Two women have the right to sue a coal-fired power plant in Springdale Borough even though the plant complies with state and federal environmental regulations, a federal appeals court panel ruled Tuesday.
The women’s lawsuit contended that damage to property and quality of life came from the plant’s emissions of fly ash, chemical compounds and odors.
The ruling against GenOn Power Midwest’s Cheswick plant — now owned by NRG Energy Inc. — came from a three-judge panel of the 3rd U.S. Circuit Court of Appeals, which argued that the Clean Air Act is “a regulatory floor, not a ceiling, and expressly held that states are free to impose higher standards on their own sources of pollution, and that state tort law is a permissible way of doing so.”

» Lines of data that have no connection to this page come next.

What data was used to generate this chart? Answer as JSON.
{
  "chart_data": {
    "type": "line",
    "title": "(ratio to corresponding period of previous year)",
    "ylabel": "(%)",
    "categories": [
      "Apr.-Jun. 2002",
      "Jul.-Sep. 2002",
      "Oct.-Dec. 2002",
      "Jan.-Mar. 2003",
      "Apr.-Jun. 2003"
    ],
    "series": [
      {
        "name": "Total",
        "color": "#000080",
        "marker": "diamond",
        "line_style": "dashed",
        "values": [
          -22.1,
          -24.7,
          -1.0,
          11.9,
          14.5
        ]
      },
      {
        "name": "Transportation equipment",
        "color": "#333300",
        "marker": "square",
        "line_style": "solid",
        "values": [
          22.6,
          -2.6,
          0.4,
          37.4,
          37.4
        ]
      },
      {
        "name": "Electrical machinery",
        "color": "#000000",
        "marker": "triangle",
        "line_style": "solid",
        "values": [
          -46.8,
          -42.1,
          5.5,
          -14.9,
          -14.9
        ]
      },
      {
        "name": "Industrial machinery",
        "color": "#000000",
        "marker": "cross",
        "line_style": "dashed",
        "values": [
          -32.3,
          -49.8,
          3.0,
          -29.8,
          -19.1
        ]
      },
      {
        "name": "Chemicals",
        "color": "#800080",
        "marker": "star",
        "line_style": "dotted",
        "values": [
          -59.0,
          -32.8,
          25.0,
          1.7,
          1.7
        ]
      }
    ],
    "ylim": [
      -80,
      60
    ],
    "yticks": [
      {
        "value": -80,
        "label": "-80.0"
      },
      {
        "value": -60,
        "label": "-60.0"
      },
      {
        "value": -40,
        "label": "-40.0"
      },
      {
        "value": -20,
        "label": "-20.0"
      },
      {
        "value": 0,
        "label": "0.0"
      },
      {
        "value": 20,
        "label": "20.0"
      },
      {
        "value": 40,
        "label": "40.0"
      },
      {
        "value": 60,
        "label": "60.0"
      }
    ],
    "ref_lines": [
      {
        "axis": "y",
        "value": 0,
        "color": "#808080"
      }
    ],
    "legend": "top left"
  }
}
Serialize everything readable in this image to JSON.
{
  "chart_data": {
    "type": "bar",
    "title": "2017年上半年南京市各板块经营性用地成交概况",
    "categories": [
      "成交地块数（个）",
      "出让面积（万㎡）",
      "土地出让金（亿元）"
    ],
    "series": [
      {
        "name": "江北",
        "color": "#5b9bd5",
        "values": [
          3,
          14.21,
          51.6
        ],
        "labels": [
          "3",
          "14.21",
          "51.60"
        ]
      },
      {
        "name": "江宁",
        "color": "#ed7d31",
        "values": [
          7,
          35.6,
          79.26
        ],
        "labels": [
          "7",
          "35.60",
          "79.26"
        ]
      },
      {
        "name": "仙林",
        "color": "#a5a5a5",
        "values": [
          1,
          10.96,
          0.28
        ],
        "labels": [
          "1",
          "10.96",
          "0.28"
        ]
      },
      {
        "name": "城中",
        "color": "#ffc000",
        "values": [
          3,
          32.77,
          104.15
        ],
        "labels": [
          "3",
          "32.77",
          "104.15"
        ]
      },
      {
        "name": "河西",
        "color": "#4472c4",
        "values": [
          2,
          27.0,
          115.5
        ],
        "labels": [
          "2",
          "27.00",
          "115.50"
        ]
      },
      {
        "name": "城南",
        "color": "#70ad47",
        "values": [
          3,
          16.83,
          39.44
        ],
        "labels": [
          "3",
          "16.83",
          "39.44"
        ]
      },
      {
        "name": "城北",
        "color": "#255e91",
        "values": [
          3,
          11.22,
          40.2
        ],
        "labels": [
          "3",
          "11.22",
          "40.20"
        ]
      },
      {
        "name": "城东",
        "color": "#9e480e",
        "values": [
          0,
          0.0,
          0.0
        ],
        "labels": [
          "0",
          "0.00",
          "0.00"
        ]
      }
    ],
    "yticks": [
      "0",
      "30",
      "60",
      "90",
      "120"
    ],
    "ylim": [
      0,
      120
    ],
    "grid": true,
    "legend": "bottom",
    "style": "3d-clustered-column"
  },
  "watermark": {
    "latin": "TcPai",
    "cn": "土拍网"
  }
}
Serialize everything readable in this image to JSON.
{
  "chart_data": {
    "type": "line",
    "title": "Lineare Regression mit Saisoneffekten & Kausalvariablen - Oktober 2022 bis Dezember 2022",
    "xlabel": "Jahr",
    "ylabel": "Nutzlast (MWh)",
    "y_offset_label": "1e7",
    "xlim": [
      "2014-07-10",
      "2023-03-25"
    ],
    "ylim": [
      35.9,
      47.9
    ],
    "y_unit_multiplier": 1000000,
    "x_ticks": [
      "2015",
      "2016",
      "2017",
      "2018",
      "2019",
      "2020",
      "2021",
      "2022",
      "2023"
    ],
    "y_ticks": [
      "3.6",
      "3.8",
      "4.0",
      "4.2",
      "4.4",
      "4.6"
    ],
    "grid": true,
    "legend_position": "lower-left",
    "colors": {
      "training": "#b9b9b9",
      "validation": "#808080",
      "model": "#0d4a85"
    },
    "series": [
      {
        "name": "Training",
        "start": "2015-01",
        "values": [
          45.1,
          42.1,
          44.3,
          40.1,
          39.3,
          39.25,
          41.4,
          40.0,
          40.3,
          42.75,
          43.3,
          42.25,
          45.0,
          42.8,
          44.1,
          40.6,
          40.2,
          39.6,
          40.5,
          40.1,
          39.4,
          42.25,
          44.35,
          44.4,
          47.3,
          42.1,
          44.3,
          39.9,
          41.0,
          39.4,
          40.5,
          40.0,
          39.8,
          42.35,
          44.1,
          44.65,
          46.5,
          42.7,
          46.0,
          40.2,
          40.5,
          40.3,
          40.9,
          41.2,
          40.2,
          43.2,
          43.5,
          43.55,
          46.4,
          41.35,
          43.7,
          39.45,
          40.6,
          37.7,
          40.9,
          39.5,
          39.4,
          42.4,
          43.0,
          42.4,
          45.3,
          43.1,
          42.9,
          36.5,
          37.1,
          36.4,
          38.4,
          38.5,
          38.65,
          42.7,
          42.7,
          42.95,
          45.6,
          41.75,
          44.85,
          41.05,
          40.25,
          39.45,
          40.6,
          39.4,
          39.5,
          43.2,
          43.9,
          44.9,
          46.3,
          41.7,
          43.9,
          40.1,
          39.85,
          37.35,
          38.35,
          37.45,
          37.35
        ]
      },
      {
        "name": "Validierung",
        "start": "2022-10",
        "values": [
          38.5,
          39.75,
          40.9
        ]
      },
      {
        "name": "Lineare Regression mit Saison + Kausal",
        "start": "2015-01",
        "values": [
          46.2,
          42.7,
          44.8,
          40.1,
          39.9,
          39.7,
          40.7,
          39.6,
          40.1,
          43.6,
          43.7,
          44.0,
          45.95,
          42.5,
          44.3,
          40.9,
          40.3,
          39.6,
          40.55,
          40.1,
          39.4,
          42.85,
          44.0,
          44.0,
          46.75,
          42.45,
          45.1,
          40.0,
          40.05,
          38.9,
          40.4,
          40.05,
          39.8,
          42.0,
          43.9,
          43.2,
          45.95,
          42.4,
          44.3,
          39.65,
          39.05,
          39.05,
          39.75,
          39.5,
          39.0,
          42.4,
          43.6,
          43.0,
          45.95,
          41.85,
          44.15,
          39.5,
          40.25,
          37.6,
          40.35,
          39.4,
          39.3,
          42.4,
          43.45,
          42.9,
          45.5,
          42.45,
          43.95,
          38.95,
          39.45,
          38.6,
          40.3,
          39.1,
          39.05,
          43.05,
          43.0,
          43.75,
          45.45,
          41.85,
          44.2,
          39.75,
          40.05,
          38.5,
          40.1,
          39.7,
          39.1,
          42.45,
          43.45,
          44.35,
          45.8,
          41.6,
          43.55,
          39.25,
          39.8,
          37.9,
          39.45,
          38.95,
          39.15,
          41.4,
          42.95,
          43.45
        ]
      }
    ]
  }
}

That reversed Pittsburgh-based U.S. District Judge Terrence McVerry’s dismissal of the case last October, when he ruled that the plaintiffs’ suit would have circumvented Congress and other regulatory agencies by imposing another set of environmental standards.
NRG acquired GenOn on Dec. 14, spokesman Dave Gaier said.
“We just received the decision today and we’re still reviewing it,” he said.
Mr. Gaier said he could not comment further on the case, including elements from the original lawsuit filed in the Allegheny Court of Common Pleas in April 2012, which said at least 1,500 households near the plant are impacted by “fly ash, barium compounds, copper compounds, dioxin and dioxin-like compounds, hydrochloric acid … hydrogen fluoride, lead compounds” and other substances the plant emitted.
Kristie Bell, a lead plaintiff in the case, said she decided to join the lawsuit after noise, particulate matter and sulfur smells emitted from the plant damaged her property and disrupted her family’s life.
Ms. Bell, 34, who lives with her 10-year-old son and fiance a few blocks from the plant, supports Monday’s ruling.
“I think it’s the right thing to do to say that people have a voice,” she said. “We’re going to turn this over and say, ‘No, they can sue you and [the plant has] to show that they’re doing the right thing.’ ”
James Depasquale, who joined a Detroit attorney to represent the plaintiffs in the lawsuit, helped convince the 3rd Circuit that the jurisprudence on the issue is in his clients’ favor.
“We never understood the argument they were making or how they could make it,” he said. “The Clean Air Act specifically allows, whether they are complying with their emission permits, if they dirty property or harm you in any way, that you can bring a cause of action against them.”
The decision sends the case back to district court, where Mr. Depasquale hoped to get class-action certification before heading to trial.